Gewerkschaft und Umweltverband IG Metall und BUND für Abbau klimaschädlicher Subventionen

Von dpa
Jörg Hofmann, Vorsitzender der IG Metall. Foto: Christoph Schmidt/dpa Foto: dpa

Dass IG Metall und der BUND ein gemeinsames Papier erarbeiten, kommt nicht häufig vor. Doch bei der Transformation der Wirtschaft stehen die Gewerkschaft und der Umweltverband auf derselben Seite.
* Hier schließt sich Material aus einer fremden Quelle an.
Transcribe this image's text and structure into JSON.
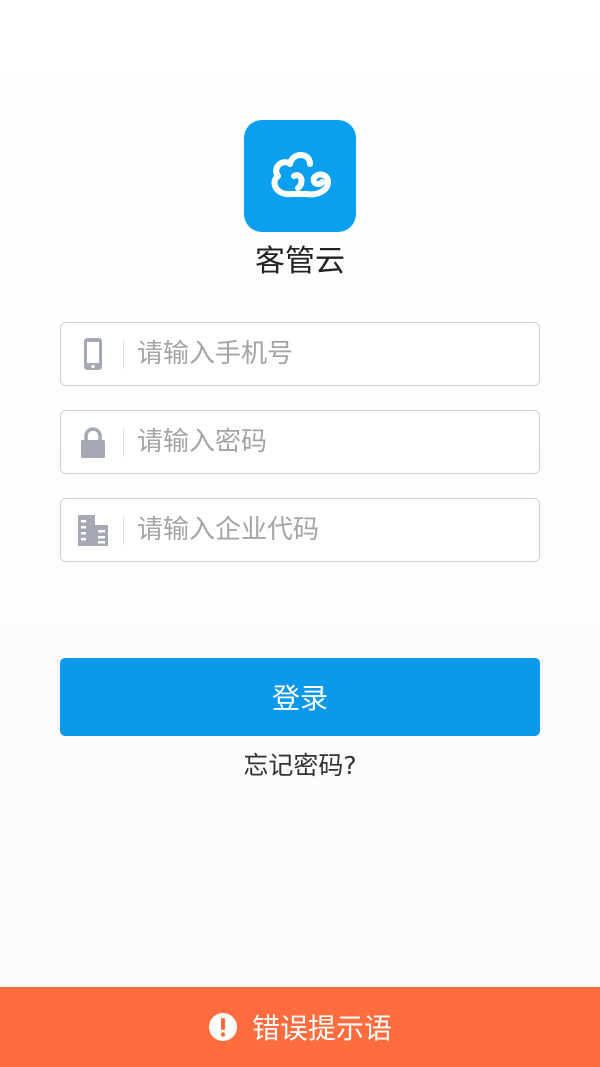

Berlin - Die Gewerkschaft IG Metall und der Umweltverband BUND haben sich für einen Abbau klimaschädlicher Subventionen sowie massive öffentliche Investitionen für den Umbau der Wirtschaft ausgesprochen.

Jörg Hofmann, Erster Vorsitzender der IG Metall, warnte am Freitag in Berlin vor Jobverlusten. Olaf Bandt, Vorsitzender des Bund für Umwelt und Naturschutz Deutschland (BUND), sagte, die Finanzierung des Umbaus sei die zentrale Frage.

In einem Aufruf zu einem Aktionstag am Freitag kommender Woche verlangt die Gewerkschaft bis 2030 öffentliche Investitionen von 500 Milliarden Euro in Infrastruktur, Zukunftstechnologien und die Qualifizierung der Beschäftigten.

Die Schuldenbremsen von Bund und Ländern müssten im Sinne einer investiven Politik reformiert werden, heißt es in einem gemeinsamen Forderungspapier von IG Metall und BUND. Im Sondierungspapier von SPD, Grünen und FDP steht allerdings, nötige Zukunftsinvestitionen sollten im "Rahmen der grundgesetzlichen Schuldenbremse" gewährleistet werden. Zusätzliche Haushaltsspielräume sollten dadurch gewonnen werden, dass der Haushalt auf "überflüssige, unwirksame und umwelt- und klimaschädliche Subventionen und Ausgaben" überprüft werden.

Genau das fordern auch IG Metall und BUND. Hofmann nannte als Beispiel, eine Förderung von Hybridfahrzeugen solle an eine mindest-elektrische Leistung gekoppelt werden. Bandt sagte, bei Hybridautos komme es bisher nicht zu den notwendigen Emissionssenkungen, weil die Autos zu wenig elektrisch gefahren werden.

In dem Forderungspapier wird die kommende Bundesregierung aufgefordert, bei der Energie- und Mobilitätswende nun zügig zu handeln. So müssten die erneuerbaren Energien ausgebaut werden und für strukturschwache Regionen müsste es Transformationsfonds geben.

Ohne eine starke Industrie werde es keine sozial-ökologische Transformation geben, die nicht in Wohlstands- und Beschäftigungsverlusten enden werde, sagte Hofmann. Deutschland müsse auch in Zukunft Industrieland bleiben. Davon hingen hunderttausende Arbeitsplätze in diesem Land ab.